The Incarnation of God in the person of Jesus of Nazareth eliminates the needs for intermediaries, not that I object to intercessions by saints on earth or in heaven.  People were not supposed to touch God’s holy mountain–on pain of death–but people could touch God incarnate, Jesus.  Indeed, many people did, and some of them had him over for dinner.  This is the understanding of God I prefer–God among the people and approachable by all.

Parables included references to circumstances many people could understand easily, but not all who heard the parables grasped them.  One needed to listen with the ears of a disciple to understand, and even the Twelve Apostles were confused much of the time.  Yet the message was there, presented plainly, for all with faithful attention to the details.

The greatest and most succinct of my theology resides in Hebrews 4:14-16, which I quote from the Revised Standard Version:

Since then we have a great high priest who has passed through the heavens, Jesus, the Son of God, let us hold fast our confession.  For we have not a high priest who is unable to sympathize with our weaknesses, but one who in every respect has been tempted as we are, yet without sin.  Let us then with confidence draw near to the throne of grace, that we may receive mercy and find grace to help in time of need.

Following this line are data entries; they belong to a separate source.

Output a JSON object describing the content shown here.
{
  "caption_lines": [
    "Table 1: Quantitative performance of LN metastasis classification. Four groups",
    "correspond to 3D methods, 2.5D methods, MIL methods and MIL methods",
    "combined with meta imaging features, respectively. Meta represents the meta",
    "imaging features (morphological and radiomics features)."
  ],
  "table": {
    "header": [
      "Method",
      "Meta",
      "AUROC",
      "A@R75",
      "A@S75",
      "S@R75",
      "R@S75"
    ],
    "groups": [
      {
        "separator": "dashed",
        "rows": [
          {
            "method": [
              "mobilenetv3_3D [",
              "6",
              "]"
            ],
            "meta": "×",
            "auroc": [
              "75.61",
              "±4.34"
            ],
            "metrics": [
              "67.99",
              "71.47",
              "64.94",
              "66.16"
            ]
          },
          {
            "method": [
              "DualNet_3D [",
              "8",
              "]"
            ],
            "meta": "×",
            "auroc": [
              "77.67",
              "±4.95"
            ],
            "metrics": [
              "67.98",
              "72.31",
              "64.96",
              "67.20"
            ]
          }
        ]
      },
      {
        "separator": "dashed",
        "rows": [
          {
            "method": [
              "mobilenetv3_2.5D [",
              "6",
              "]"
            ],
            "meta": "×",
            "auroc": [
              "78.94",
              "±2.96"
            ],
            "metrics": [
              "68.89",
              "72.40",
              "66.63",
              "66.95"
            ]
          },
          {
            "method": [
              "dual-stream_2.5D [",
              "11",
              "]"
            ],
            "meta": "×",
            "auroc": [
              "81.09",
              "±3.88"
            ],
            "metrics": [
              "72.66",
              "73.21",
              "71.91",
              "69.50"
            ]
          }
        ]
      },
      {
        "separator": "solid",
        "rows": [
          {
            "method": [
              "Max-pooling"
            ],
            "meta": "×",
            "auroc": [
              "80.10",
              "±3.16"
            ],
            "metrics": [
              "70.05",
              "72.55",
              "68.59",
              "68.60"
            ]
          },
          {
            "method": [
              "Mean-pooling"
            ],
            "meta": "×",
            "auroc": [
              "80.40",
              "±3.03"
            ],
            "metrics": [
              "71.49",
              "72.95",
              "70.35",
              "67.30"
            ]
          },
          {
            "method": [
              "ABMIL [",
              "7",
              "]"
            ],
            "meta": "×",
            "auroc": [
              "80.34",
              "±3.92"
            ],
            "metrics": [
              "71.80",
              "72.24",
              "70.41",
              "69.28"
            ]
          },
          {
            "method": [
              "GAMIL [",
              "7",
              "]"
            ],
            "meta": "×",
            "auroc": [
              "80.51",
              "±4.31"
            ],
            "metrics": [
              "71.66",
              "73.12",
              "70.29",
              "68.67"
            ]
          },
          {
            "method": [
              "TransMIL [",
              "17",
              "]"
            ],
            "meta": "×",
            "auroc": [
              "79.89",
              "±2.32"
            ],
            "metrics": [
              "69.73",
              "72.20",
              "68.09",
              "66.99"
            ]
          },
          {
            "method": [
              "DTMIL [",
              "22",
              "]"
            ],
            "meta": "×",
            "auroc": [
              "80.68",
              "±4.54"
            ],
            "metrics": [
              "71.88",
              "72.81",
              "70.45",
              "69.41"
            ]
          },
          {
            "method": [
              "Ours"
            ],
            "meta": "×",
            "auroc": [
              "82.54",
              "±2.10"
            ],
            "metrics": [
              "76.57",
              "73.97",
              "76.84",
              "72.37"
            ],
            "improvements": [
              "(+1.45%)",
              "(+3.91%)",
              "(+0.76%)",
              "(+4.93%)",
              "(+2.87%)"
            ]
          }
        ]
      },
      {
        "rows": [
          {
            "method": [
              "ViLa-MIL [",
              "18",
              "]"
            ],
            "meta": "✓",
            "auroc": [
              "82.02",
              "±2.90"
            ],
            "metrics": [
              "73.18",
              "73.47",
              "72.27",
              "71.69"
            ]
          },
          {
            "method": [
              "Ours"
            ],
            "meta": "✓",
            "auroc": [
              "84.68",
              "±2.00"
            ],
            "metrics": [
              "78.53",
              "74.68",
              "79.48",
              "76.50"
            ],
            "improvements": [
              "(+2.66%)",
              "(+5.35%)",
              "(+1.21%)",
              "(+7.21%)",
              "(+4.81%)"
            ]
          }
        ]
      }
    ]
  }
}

This is how I approach God:  respectfully and honestly, holding back nothing, especially the unpleasant aspects of myself.  God knows about those anyhow.  I praise, intercede, and kvetch.  Never have I felt anything other than divine love and compassion.  I have approached God in the best of times, the worst of times, and all manner of circumstances in between.  My sense of the presence of God has saved my life on more than one occasion.  The holiness of God is most evident in divine approachability, not mysterious aloofness.

In the Name of God:  the Father, the Son, and the Holy Spirit.  Amen.